The issue of "happy" is worthy of note. Some believe that half the parties to any trial will be unhappy with the outcome. That "half the people" statement is one I have heard often from various judges. Unfortunately, because of the nature of litigation, it is not uncommon for everyone involved in a trial to be unhappy with the result. For example, they may prevail but nonetheless receive less than they sought. They may prevail on some issues, but not on others. They may prevail but find themselves perturbed by the amounts they expend in litigating the issues. There are a multitude of potentials, and unfortunately, sometimes everyone involved in a case is less than happy with the outcome. 

The delay in Guam seems antithetical to due process. Of course, there are cases that cannot be adequately prepared for trial without many months of preparation. But, whenever delay is thus understandable and excusable, that excuse should be described publicly, in an order. Somehow, the Guam system is failing in this example to provide due process. It will be interesting to see if the Guam courts intervene in response to the employee's writ and order that due process be afforded. 

In Florida, the workers' compensation law says that a hearing shall be conducted within 210 days of the filing of a petition. If that is not occurring, you are welcome to contact david.langham@doah.state.fl.us (it is appropriate to provide a copy of any such inquiry to all of the parties to the case). Certainly, not a "superior" judge, or even one with "rank," but as certainly still able to question why a hearing is not being scheduled. 

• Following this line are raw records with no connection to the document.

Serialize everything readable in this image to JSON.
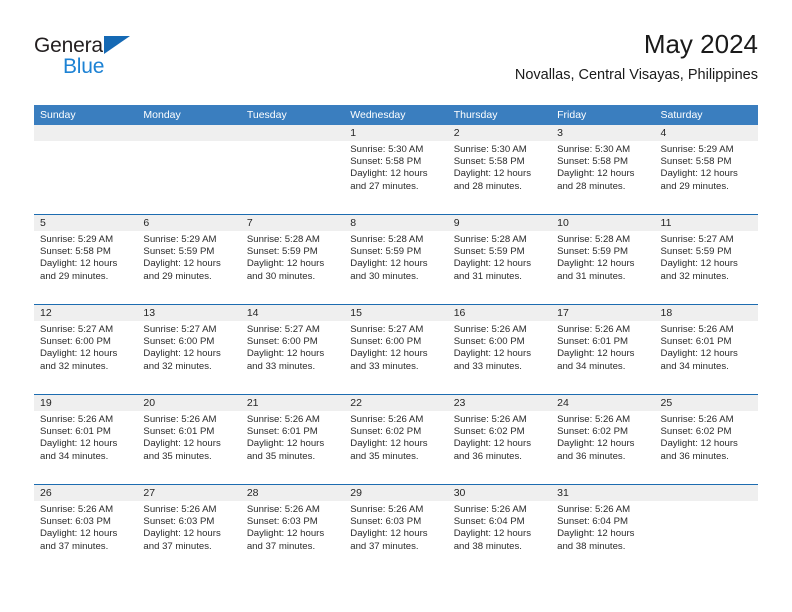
{
  "logo": {
    "word1": "General",
    "word2": "Blue",
    "triangle_icon": "blue-triangle-icon",
    "accent_dark": "#231f20",
    "accent_blue": "#1d82d4"
  },
  "header": {
    "title": "May 2024",
    "subtitle": "Novallas, Central Visayas, Philippines"
  },
  "theme": {
    "header_bar": "#3a7ebf",
    "row_divider": "#1d6cb0",
    "day_number_band": "#efefef",
    "text": "#2b2b2b"
  },
  "weekdays": [
    "Sunday",
    "Monday",
    "Tuesday",
    "Wednesday",
    "Thursday",
    "Friday",
    "Saturday"
  ],
  "weeks": [
    [
      {
        "day": "",
        "empty": true
      },
      {
        "day": "",
        "empty": true
      },
      {
        "day": "",
        "empty": true
      },
      {
        "day": "1",
        "sunrise": "Sunrise: 5:30 AM",
        "sunset": "Sunset: 5:58 PM",
        "daylight_1": "Daylight: 12 hours",
        "daylight_2": "and 27 minutes."
      },
      {
        "day": "2",
        "sunrise": "Sunrise: 5:30 AM",
        "sunset": "Sunset: 5:58 PM",
        "daylight_1": "Daylight: 12 hours",
        "daylight_2": "and 28 minutes."
      },
      {
        "day": "3",
        "sunrise": "Sunrise: 5:30 AM",
        "sunset": "Sunset: 5:58 PM",
        "daylight_1": "Daylight: 12 hours",
        "daylight_2": "and 28 minutes."
      },
      {
        "day": "4",
        "sunrise": "Sunrise: 5:29 AM",
        "sunset": "Sunset: 5:58 PM",
        "daylight_1": "Daylight: 12 hours",
        "daylight_2": "and 29 minutes."
      }
    ],
    [
      {
        "day": "5",
        "sunrise": "Sunrise: 5:29 AM",
        "sunset": "Sunset: 5:58 PM",
        "daylight_1": "Daylight: 12 hours",
        "daylight_2": "and 29 minutes."
      },
      {
        "day": "6",
        "sunrise": "Sunrise: 5:29 AM",
        "sunset": "Sunset: 5:59 PM",
        "daylight_1": "Daylight: 12 hours",
        "daylight_2": "and 29 minutes."
      },
      {
        "day": "7",
        "sunrise": "Sunrise: 5:28 AM",
        "sunset": "Sunset: 5:59 PM",
        "daylight_1": "Daylight: 12 hours",
        "daylight_2": "and 30 minutes."
      },
      {
        "day": "8",
        "sunrise": "Sunrise: 5:28 AM",
        "sunset": "Sunset: 5:59 PM",
        "daylight_1": "Daylight: 12 hours",
        "daylight_2": "and 30 minutes."
      },
      {
        "day": "9",
        "sunrise": "Sunrise: 5:28 AM",
        "sunset": "Sunset: 5:59 PM",
        "daylight_1": "Daylight: 12 hours",
        "daylight_2": "and 31 minutes."
      },
      {
        "day": "10",
        "sunrise": "Sunrise: 5:28 AM",
        "sunset": "Sunset: 5:59 PM",
        "daylight_1": "Daylight: 12 hours",
        "daylight_2": "and 31 minutes."
      },
      {
        "day": "11",
        "sunrise": "Sunrise: 5:27 AM",
        "sunset": "Sunset: 5:59 PM",
        "daylight_1": "Daylight: 12 hours",
        "daylight_2": "and 32 minutes."
      }
    ],
    [
      {
        "day": "12",
        "sunrise": "Sunrise: 5:27 AM",
        "sunset": "Sunset: 6:00 PM",
        "daylight_1": "Daylight: 12 hours",
        "daylight_2": "and 32 minutes."
      },
      {
        "day": "13",
        "sunrise": "Sunrise: 5:27 AM",
        "sunset": "Sunset: 6:00 PM",
        "daylight_1": "Daylight: 12 hours",
        "daylight_2": "and 32 minutes."
      },
      {
        "day": "14",
        "sunrise": "Sunrise: 5:27 AM",
        "sunset": "Sunset: 6:00 PM",
        "daylight_1": "Daylight: 12 hours",
        "daylight_2": "and 33 minutes."
      },
      {
        "day": "15",
        "sunrise": "Sunrise: 5:27 AM",
        "sunset": "Sunset: 6:00 PM",
        "daylight_1": "Daylight: 12 hours",
        "daylight_2": "and 33 minutes."
      },
      {
        "day": "16",
        "sunrise": "Sunrise: 5:26 AM",
        "sunset": "Sunset: 6:00 PM",
        "daylight_1": "Daylight: 12 hours",
        "daylight_2": "and 33 minutes."
      },
      {
        "day": "17",
        "sunrise": "Sunrise: 5:26 AM",
        "sunset": "Sunset: 6:01 PM",
        "daylight_1": "Daylight: 12 hours",
        "daylight_2": "and 34 minutes."
      },
      {
        "day": "18",
        "sunrise": "Sunrise: 5:26 AM",
        "sunset": "Sunset: 6:01 PM",
        "daylight_1": "Daylight: 12 hours",
        "daylight_2": "and 34 minutes."
      }
    ],
    [
      {
        "day": "19",
        "sunrise": "Sunrise: 5:26 AM",
        "sunset": "Sunset: 6:01 PM",
        "daylight_1": "Daylight: 12 hours",
        "daylight_2": "and 34 minutes."
      },
      {
        "day": "20",
        "sunrise": "Sunrise: 5:26 AM",
        "sunset": "Sunset: 6:01 PM",
        "daylight_1": "Daylight: 12 hours",
        "daylight_2": "and 35 minutes."
      },
      {
        "day": "21",
        "sunrise": "Sunrise: 5:26 AM",
        "sunset": "Sunset: 6:01 PM",
        "daylight_1": "Daylight: 12 hours",
        "daylight_2": "and 35 minutes."
      },
      {
        "day": "22",
        "sunrise": "Sunrise: 5:26 AM",
        "sunset": "Sunset: 6:02 PM",
        "daylight_1": "Daylight: 12 hours",
        "daylight_2": "and 35 minutes."
      },
      {
        "day": "23",
        "sunrise": "Sunrise: 5:26 AM",
        "sunset": "Sunset: 6:02 PM",
        "daylight_1": "Daylight: 12 hours",
        "daylight_2": "and 36 minutes."
      },
      {
        "day": "24",
        "sunrise": "Sunrise: 5:26 AM",
        "sunset": "Sunset: 6:02 PM",
        "daylight_1": "Daylight: 12 hours",
        "daylight_2": "and 36 minutes."
      },
      {
        "day": "25",
        "sunrise": "Sunrise: 5:26 AM",
        "sunset": "Sunset: 6:02 PM",
        "daylight_1": "Daylight: 12 hours",
        "daylight_2": "and 36 minutes."
      }
    ],
    [
      {
        "day": "26",
        "sunrise": "Sunrise: 5:26 AM",
        "sunset": "Sunset: 6:03 PM",
        "daylight_1": "Daylight: 12 hours",
        "daylight_2": "and 37 minutes."
      },
      {
        "day": "27",
        "sunrise": "Sunrise: 5:26 AM",
        "sunset": "Sunset: 6:03 PM",
        "daylight_1": "Daylight: 12 hours",
        "daylight_2": "and 37 minutes."
      },
      {
        "day": "28",
        "sunrise": "Sunrise: 5:26 AM",
        "sunset": "Sunset: 6:03 PM",
        "daylight_1": "Daylight: 12 hours",
        "daylight_2": "and 37 minutes."
      },
      {
        "day": "29",
        "sunrise": "Sunrise: 5:26 AM",
        "sunset": "Sunset: 6:03 PM",
        "daylight_1": "Daylight: 12 hours",
        "daylight_2": "and 37 minutes."
      },
      {
        "day": "30",
        "sunrise": "Sunrise: 5:26 AM",
        "sunset": "Sunset: 6:04 PM",
        "daylight_1": "Daylight: 12 hours",
        "daylight_2": "and 38 minutes."
      },
      {
        "day": "31",
        "sunrise": "Sunrise: 5:26 AM",
        "sunset": "Sunset: 6:04 PM",
        "daylight_1": "Daylight: 12 hours",
        "daylight_2": "and 38 minutes."
      },
      {
        "day": "",
        "empty": true
      }
    ]
  ]
}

That needs to be clear. In Florida, whether to hold a hearing or not and when, is a decision for the judge assigned to hear a case. The Deputy Chief Judge cannot change such a decision. But, that does not mean that such an inquiry might not provide you with answers as to why a particular case is not proceeding with the speed you might wish. Or, a party in Florida could elect to proceed to the District Court of Appeal and seek an order of Mandamus (extraordinary writ) to compel such a hearing to occur. 

The point of this agency is due process. There are disputes, and our obligation is to provide both adjudication and the "alternative" of mediation of those disputes. And, we have the obligation to be transparent as to that process. When hearings are delayed, there should be orders clearly explaining why.